К. АЛЕКСЕЕВ: Обязательно.
К. ЛАРИНА: Обязательно?
К. АЛЕКСЕЕВ: Конечно. Это происходит, это должно происходить и это так всегда было. И если мы посмотрим на историю искусства, 68-69 годы, это такие, время массовых выступлений в Европе, во Франции, в Сорбонне, это как говорили, что это революция 68-го года, и, в общем, сейчас говорят. И посмотрите, какое искусство появлялось: радикальные перфомансы такие, радикальные произведения искусства. Конечно, искусство – это зеркало. Оно даже иногда может быть пророком, оно может иногда опережать события.
К. ЛАРИНА: И провоцировать.
К. АЛЕКСЕЕВ: Да. Ну, провоцировать – это сложно сказать, конечно. Но, но как-то предвидеть какие-то вещи, искусство – так всегда, в общем, происходило. Тут и искусство XX века не исключение.
К. СВЕТЛЯКОВ: А традиционное искусство – мы просто не чувствуем его актуальность. Вот вся актуальность ушла, осталось то, что мы видим. Вот. А на самом деле, опять же, разницы нет. Вопрос, что есть форма политического искусства, современного. Такие формы, которых, возможно, не было раньше. Вот которые мы уже не считываем сейчас как формы политического искусства. Но за исключением прямой пропаганды.
К. ЛАРИНА: Угу. Т.е….
А. ТРЕФИЛОВА: Но есть ещё классика, простите меня, которая всегда звучит, и иногда бывает гораздо актуальнее, чем современное искусство. Бывает такое, когда прочитаешь что-нибудь, или спектакль посмотришь, оно совсем другое.
К. ЛАРИНА: Мы всё-таки говорим сейчас об изобразительном искусстве прежде всего, там всё…
А. ТРЕФИЛОВА: Ну, там тоже есть, конечно, конечно.
К. ЛАРИНА: Наверное, это актуально тоже. Какой-нибудь там, не знаю, Верещагин с его, этими, скелетами, черепами, да? Конечно же, он всегда будет актуален. Но здесь, всё-таки, есть эффект прямого действия, как мне кажется, вот обязателен. Именно поэтому простое же объяснение, почему современное искусство невозможно при тоталитарных режимах. Именно поэтому, потому, что здесь абсолютно такая публицистичность открытая. А давайте вот какие-нибудь примеры вспомним из истории российского современного искусства, вот которое так ярко отзывались на какие-то события в политической или в общественной жизни. Можно ли какой-то пример привести?

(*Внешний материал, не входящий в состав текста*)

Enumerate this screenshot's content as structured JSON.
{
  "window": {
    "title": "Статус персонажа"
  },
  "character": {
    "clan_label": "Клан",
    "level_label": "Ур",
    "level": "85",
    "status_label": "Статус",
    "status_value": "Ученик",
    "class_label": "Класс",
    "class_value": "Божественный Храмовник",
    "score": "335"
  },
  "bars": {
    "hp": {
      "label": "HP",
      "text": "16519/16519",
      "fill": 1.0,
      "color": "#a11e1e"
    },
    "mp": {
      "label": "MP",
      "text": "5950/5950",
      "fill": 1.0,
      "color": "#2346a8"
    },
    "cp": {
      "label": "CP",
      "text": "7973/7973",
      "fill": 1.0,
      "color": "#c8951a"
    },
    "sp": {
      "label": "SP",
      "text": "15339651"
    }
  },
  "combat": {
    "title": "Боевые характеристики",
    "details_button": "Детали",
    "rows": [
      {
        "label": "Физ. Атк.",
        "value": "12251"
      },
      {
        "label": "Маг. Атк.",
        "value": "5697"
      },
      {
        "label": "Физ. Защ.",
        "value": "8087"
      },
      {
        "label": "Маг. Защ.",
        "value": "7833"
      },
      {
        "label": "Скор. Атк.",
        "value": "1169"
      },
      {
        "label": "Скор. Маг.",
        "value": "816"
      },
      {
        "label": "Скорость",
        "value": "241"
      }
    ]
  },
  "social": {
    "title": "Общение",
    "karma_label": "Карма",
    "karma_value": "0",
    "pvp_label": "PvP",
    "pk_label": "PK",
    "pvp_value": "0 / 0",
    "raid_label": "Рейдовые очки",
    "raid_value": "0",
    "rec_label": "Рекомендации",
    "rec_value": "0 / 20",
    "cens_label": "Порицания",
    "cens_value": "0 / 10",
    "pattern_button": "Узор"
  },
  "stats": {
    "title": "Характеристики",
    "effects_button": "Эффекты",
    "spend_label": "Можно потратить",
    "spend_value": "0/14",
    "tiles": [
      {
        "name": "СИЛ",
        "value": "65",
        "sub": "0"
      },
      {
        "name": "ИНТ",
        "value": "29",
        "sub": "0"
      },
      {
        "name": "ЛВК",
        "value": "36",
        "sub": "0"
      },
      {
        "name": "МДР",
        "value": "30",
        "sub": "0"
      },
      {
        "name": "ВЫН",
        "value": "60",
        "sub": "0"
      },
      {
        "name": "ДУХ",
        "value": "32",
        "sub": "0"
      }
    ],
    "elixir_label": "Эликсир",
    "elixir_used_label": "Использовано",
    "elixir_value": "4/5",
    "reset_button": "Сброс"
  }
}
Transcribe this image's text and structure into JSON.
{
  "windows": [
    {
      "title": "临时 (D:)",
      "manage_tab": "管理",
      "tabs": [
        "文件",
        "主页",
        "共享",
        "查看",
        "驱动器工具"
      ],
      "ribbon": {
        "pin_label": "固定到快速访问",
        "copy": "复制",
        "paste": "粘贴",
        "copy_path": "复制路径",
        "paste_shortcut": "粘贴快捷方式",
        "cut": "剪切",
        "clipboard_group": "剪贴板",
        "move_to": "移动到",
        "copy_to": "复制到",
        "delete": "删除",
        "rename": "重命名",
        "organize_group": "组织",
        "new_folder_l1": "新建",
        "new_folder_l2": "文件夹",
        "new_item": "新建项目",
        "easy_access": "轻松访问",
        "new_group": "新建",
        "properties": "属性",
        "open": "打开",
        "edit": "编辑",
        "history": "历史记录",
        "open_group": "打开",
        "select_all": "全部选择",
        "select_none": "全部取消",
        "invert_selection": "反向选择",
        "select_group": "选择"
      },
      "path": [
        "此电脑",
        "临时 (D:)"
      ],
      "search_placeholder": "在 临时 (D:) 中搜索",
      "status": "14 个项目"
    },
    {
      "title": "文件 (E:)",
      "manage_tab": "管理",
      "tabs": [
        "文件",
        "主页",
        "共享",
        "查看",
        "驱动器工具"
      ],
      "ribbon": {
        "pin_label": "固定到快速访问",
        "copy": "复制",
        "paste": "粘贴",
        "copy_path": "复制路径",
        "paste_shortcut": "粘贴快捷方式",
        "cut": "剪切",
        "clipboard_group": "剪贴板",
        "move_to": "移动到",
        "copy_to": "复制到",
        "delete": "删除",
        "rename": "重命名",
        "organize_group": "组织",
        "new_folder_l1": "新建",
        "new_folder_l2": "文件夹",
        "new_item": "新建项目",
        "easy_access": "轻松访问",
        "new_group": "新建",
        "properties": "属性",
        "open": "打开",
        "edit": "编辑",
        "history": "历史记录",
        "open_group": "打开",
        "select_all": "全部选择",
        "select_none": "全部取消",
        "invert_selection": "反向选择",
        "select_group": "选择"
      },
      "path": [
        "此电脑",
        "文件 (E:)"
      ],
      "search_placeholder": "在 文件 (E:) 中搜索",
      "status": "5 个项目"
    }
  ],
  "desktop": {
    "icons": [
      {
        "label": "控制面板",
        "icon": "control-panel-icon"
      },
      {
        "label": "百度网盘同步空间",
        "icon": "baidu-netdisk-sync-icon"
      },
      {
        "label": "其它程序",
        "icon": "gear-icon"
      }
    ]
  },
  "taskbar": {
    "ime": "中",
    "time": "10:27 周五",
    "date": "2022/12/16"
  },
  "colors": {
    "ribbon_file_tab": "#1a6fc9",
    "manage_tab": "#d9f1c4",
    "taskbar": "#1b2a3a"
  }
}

К. АЛЕКСЕЕВ: Вы имеете ввиду именно современное искусство?
К. ЛАРИНА: Современное, да, да.
К. АЛЕКСЕЕВ: Но вот вы знаете, Олег Кулик непосредственно. Если мы посмотрим, что происходило в это же время у нас в стране, то, ну, мы увидим очень много общих точек соприкосновения.
К. СВЕТЛЯКОВ: Радикальный акционизм, он реагировал также на радикальный политический акционизм со стороны власти, на самом деле. И это были две ситуации, почти балансирующие друг с другом. Это факт.

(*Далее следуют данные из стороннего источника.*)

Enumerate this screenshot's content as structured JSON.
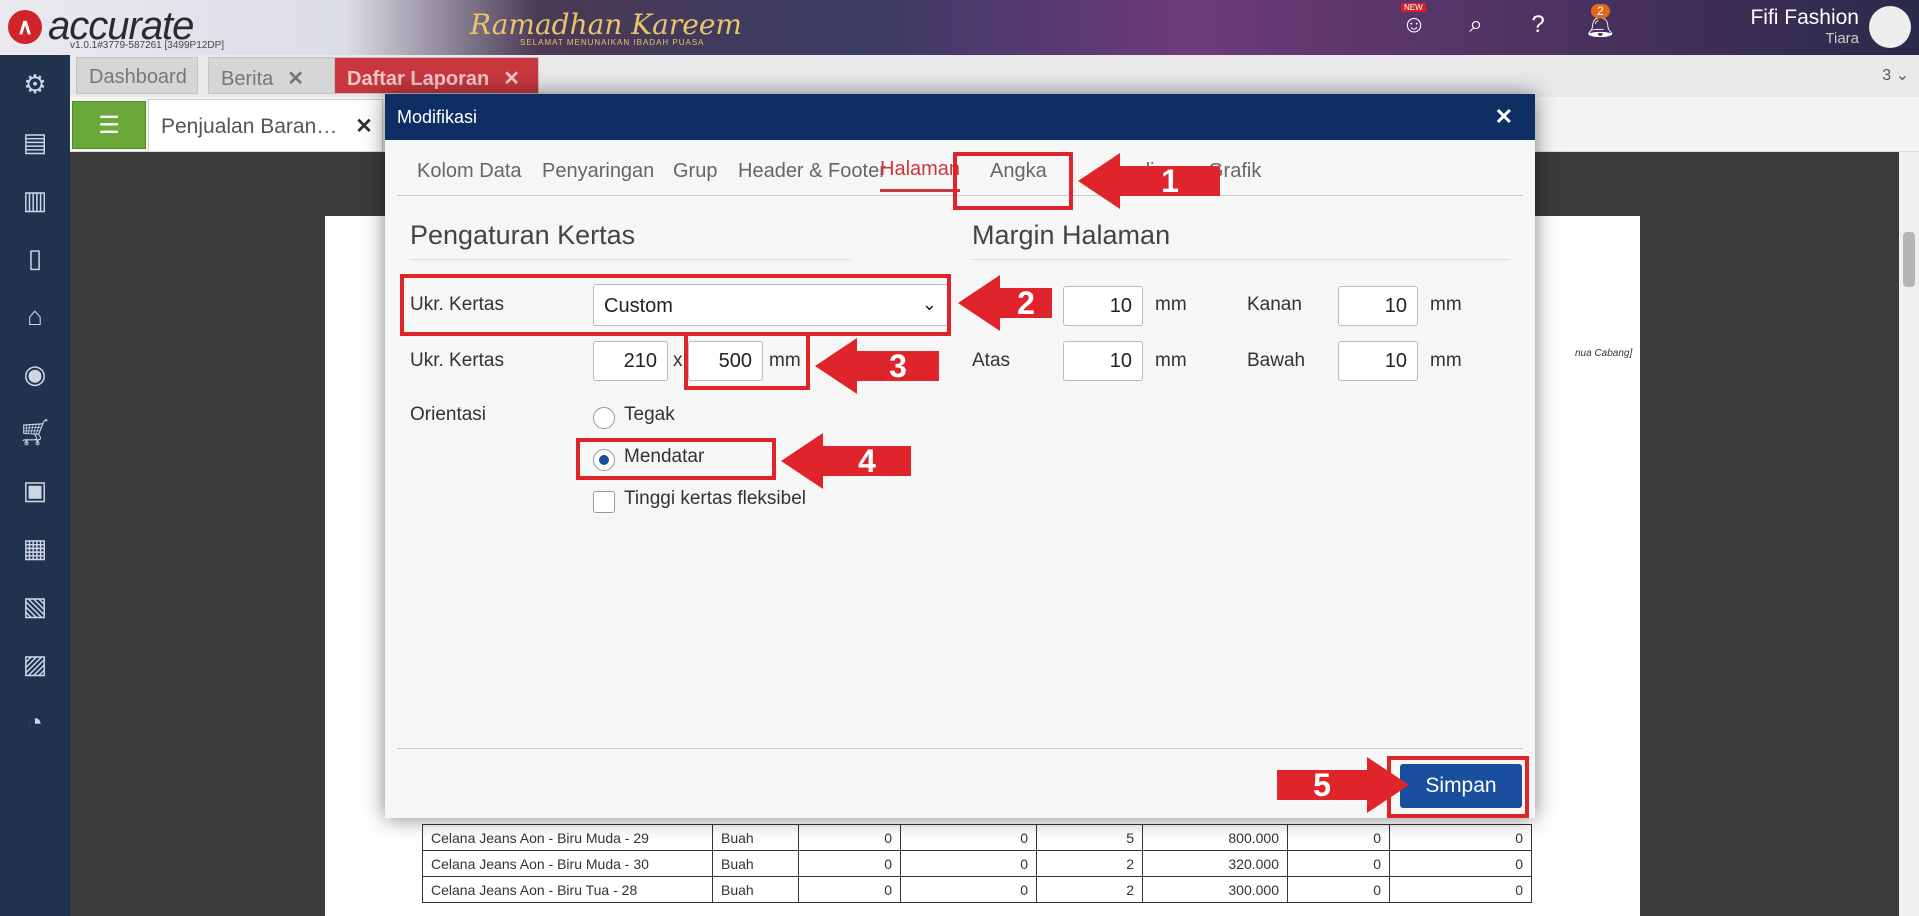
{
  "app": {
    "logo_text": "accurate",
    "logo_version": "v1.0.1#3779-587261 [3499P12DP]",
    "banner_title": "Ramadhan Kareem",
    "banner_subtitle": "SELAMAT MENUNAIKAN IBADAH PUASA",
    "user_name": "Fifi Fashion",
    "user_sub": "Tiara",
    "notif_count": "2",
    "new_label": "NEW"
  },
  "tabs": [
    {
      "label": "Dashboard"
    },
    {
      "label": "Berita"
    },
    {
      "label": "Daftar Laporan"
    }
  ],
  "tab_count": "3",
  "subtab": {
    "label": "Penjualan Baran…"
  },
  "modal": {
    "title": "Modifikasi",
    "tabs": [
      "Kolom Data",
      "Penyaringan",
      "Grup",
      "Header & Footer",
      "Halaman",
      "Angka",
      "Analisa",
      "Grafik"
    ],
    "paper": {
      "section_title": "Pengaturan Kertas",
      "size_label": "Ukr. Kertas",
      "size_value": "Custom",
      "custom_label": "Ukr. Kertas",
      "width": "210",
      "x_sep": "x",
      "height": "500",
      "unit": "mm",
      "orientation_label": "Orientasi",
      "portrait": "Tegak",
      "landscape": "Mendatar",
      "flexible": "Tinggi kertas fleksibel"
    },
    "margin": {
      "section_title": "Margin Halaman",
      "left_value": "10",
      "right_label": "Kanan",
      "right_value": "10",
      "top_label": "Atas",
      "top_value": "10",
      "bottom_label": "Bawah",
      "bottom_value": "10",
      "unit": "mm"
    },
    "save_label": "Simpan"
  },
  "annotations": [
    "1",
    "2",
    "3",
    "4",
    "5"
  ],
  "report": {
    "note": "nua Cabang]",
    "rows": [
      [
        "Celana Jeans Aon - Biru Muda - 29",
        "Buah",
        "0",
        "0",
        "5",
        "800.000",
        "0",
        "0"
      ],
      [
        "Celana Jeans Aon - Biru Muda - 30",
        "Buah",
        "0",
        "0",
        "2",
        "320.000",
        "0",
        "0"
      ],
      [
        "Celana Jeans Aon - Biru Tua - 28",
        "Buah",
        "0",
        "0",
        "2",
        "300.000",
        "0",
        "0"
      ]
    ]
  }
}
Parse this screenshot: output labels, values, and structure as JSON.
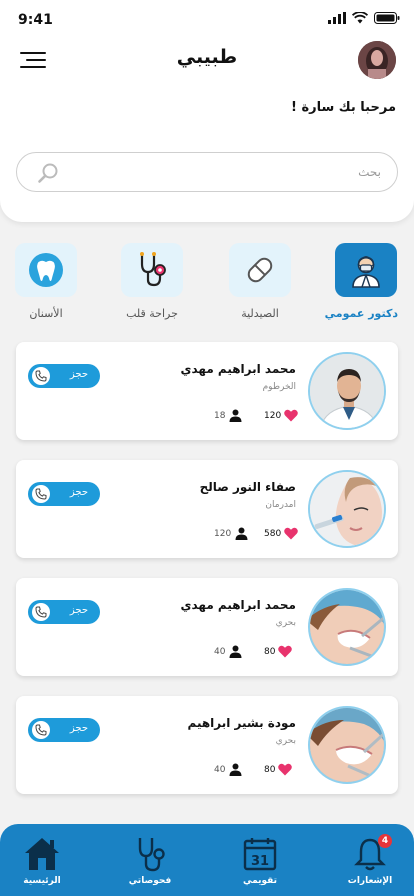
{
  "status": {
    "time": "9:41"
  },
  "header": {
    "title": "طبيبي"
  },
  "greeting": "مرحبا بك سارة !",
  "search": {
    "placeholder": "بحث",
    "value": ""
  },
  "categories": [
    {
      "label": "دكتور عمومي",
      "icon": "doctor-icon",
      "active": true
    },
    {
      "label": "الصيدلية",
      "icon": "pill-icon",
      "active": false
    },
    {
      "label": "جراحة قلب",
      "icon": "stethoscope-icon",
      "active": false
    },
    {
      "label": "الأسنان",
      "icon": "tooth-icon",
      "active": false
    }
  ],
  "doctors": [
    {
      "name": "محمد ابراهيم مهدي",
      "location": "الخرطوم",
      "likes": "120",
      "visits": "18",
      "book_label": "حجز"
    },
    {
      "name": "صفاء النور صالح",
      "location": "امدرمان",
      "likes": "580",
      "visits": "120",
      "book_label": "حجز"
    },
    {
      "name": "محمد ابراهيم مهدي",
      "location": "بحري",
      "likes": "80",
      "visits": "40",
      "book_label": "حجز"
    },
    {
      "name": "مودة بشير ابراهيم",
      "location": "بحري",
      "likes": "80",
      "visits": "40",
      "book_label": "حجز"
    }
  ],
  "nav": {
    "home": "الرئيسية",
    "exams": "فحوصاتي",
    "calendar": "تقويمي",
    "calendar_day": "31",
    "notifications": "الإشعارات",
    "notifications_count": "4"
  },
  "colors": {
    "primary": "#1a82c4",
    "button": "#1e9bda",
    "heart": "#e8336d",
    "badge": "#e6353a",
    "category_bg": "#e3f3fb"
  }
}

А. ТРЕФИЛОВА: А насколько необходима провокация на ваш взгляд?
К. АЛЕКСЕЕВ: А, художник всегда немножко провоцирует. И, вы знаете, это, ну, с незапамятных времён такая традиция пошла. Необходимо… ну, не может же быть искусство без темы, не может быть без аллегории, без иносказания, без риторической аллегории, когда обращаются к зрителю непосредственно. Это одно из условий, просто меняется язык, меняется метод искусства. И, соответственно, если там, я не знаю, в картине Верещагина, которая уже упоминалась, это считывается буквально на уровне плаката, то сейчас немного другие пути, и немного другой язык.
А. ТРЕФИЛОВА: А есть какие-то ограничения вообще для этой провокации?

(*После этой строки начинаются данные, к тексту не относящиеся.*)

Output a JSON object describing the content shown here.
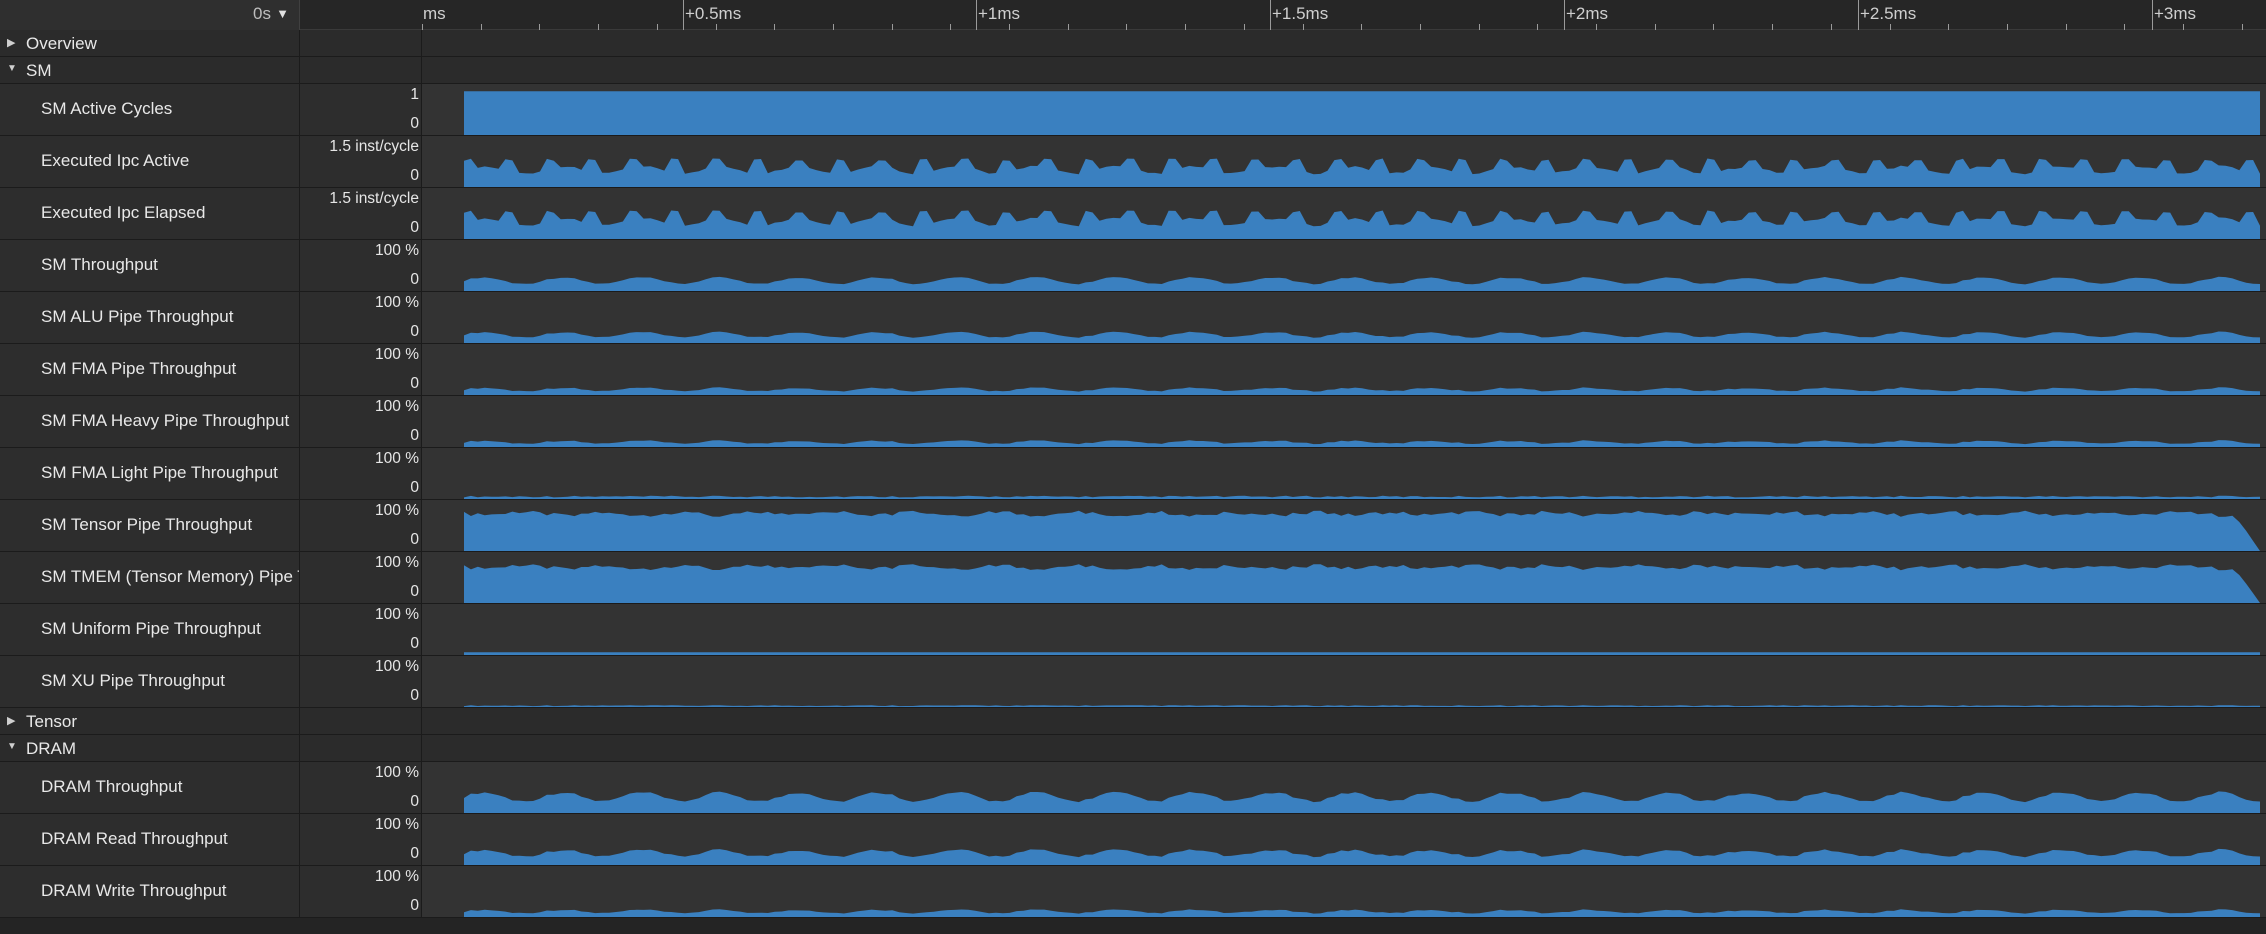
{
  "colors": {
    "series": "#3a80c0",
    "track_bg": "#333333",
    "page_bg": "#242424"
  },
  "header": {
    "time_select": "0s",
    "ruler_start": "ms",
    "ticks": [
      "+0.5ms",
      "+1ms",
      "+1.5ms",
      "+2ms",
      "+2.5ms",
      "+3ms"
    ]
  },
  "rows": [
    {
      "type": "section",
      "label": "Overview",
      "expanded": false
    },
    {
      "type": "section",
      "label": "SM",
      "expanded": true
    },
    {
      "type": "metric",
      "label": "SM Active Cycles",
      "max": "1",
      "min": "0",
      "profile": "solid",
      "level": 0.95
    },
    {
      "type": "metric",
      "label": "Executed Ipc Active",
      "max": "1.5 inst/cycle",
      "min": "0",
      "profile": "ipc",
      "level": 0.55
    },
    {
      "type": "metric",
      "label": "Executed Ipc Elapsed",
      "max": "1.5 inst/cycle",
      "min": "0",
      "profile": "ipc",
      "level": 0.55
    },
    {
      "type": "metric",
      "label": "SM Throughput",
      "max": "100 %",
      "min": "0",
      "profile": "low",
      "level": 0.28
    },
    {
      "type": "metric",
      "label": "SM ALU Pipe Throughput",
      "max": "100 %",
      "min": "0",
      "profile": "low",
      "level": 0.22
    },
    {
      "type": "metric",
      "label": "SM FMA Pipe Throughput",
      "max": "100 %",
      "min": "0",
      "profile": "low",
      "level": 0.14
    },
    {
      "type": "metric",
      "label": "SM FMA Heavy Pipe Throughput",
      "max": "100 %",
      "min": "0",
      "profile": "low",
      "level": 0.12
    },
    {
      "type": "metric",
      "label": "SM FMA Light Pipe Throughput",
      "max": "100 %",
      "min": "0",
      "profile": "tiny",
      "level": 0.07
    },
    {
      "type": "metric",
      "label": "SM Tensor Pipe Throughput",
      "max": "100 %",
      "min": "0",
      "profile": "high",
      "level": 0.88
    },
    {
      "type": "metric",
      "label": "SM TMEM (Tensor Memory) Pipe Throughput",
      "max": "100 %",
      "min": "0",
      "profile": "high",
      "level": 0.85
    },
    {
      "type": "metric",
      "label": "SM Uniform Pipe Throughput",
      "max": "100 %",
      "min": "0",
      "profile": "flat",
      "level": 0.06
    },
    {
      "type": "metric",
      "label": "SM XU Pipe Throughput",
      "max": "100 %",
      "min": "0",
      "profile": "tiny",
      "level": 0.04
    },
    {
      "type": "section",
      "label": "Tensor",
      "expanded": false
    },
    {
      "type": "section",
      "label": "DRAM",
      "expanded": true
    },
    {
      "type": "metric",
      "label": "DRAM Throughput",
      "max": "100 %",
      "min": "0",
      "profile": "dram",
      "level": 0.42
    },
    {
      "type": "metric",
      "label": "DRAM Read Throughput",
      "max": "100 %",
      "min": "0",
      "profile": "dram",
      "level": 0.3
    },
    {
      "type": "metric",
      "label": "DRAM Write Throughput",
      "max": "100 %",
      "min": "0",
      "profile": "low",
      "level": 0.14
    }
  ]
}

К. АЛЕКСЕЕВ: Ну, а у нас есть какие-нибудь ограничения по рекламе?
К. ЛАРИНА: Уголовный кодекс!
К. СВЕТЛЯКОВ: Ограничения, опять же… Вы знаете, если рассуждать об ограничениях, художественная форма есть ограничение. Если у нас этой художественной формы не существует, или она треснутая, она… или не форма, то, естественно, всё это считывается уже как не художественная провокация, а провокация чисто политическая. Здесь есть…
А. ТРЕФИЛОВА: Нет, ну вот когда Кулик, там, то он кого-то кусал, да, то бегал…
К. ЛАРИНА: Человек-собака.
А. ТРЕФИЛОВА: Человек-собака, да, то бегал в раздетом виде. Я не знаю, насколько это необходимо, вот такая провокация для того, чтобы, там, донести то, что он хотел.
К. ЛАРИНА: Ну, может быть, не осталось уже слов никаких.
А. ТРЕФИЛОВА: Вот я и пытаюсь…
К. ЛАРИНА: Залаешь, моя дорогая!
К. СВЕТЛЯКОВ: Времена были такие, да. И, хотя в чём-то Олег Кулик даже традиционный художник, создатель образов. В том смысле, что создатель образов. Хотя, да, вот тогда это не считывалось как искусство, действительно. Сейчас, опять же, это история.
К. ЛАРИНА: Угу. А можно ли какие-то проследить закономерности в развитии современного искусства? Я уже хотела, чтобы мы немножко границы расширили и вышли за пределы Российской Федерации, учитывая, что вашим, сегодняшним, в экспозиции принимают участие, так как я поняла, и зарубежные художники. Понятно, что, поскольку всё-таки в Европе, во всяком случае, в Америке, современное искусство развивалось, не останавливаясь, в отличие от нас, да, у нас тут всё это было загнано под бульдозер, как мы все знаем. Поэтому, по сути, наверное, мы в чём-то отстаём. Или я не права, скажите? Вот в этих вещах мы отстаём? Есть какой-то путь, который мы проходим, путь, который уже прошло западное искусство?
К. АЛЕКСЕЕВ: Нет, вы знаете…
К. ЛАРИНА: Нет?
К. АЛЕКСЕЕВ: Просто немного… Дело в том, что современное искусство стремится отчасти к унификации языка.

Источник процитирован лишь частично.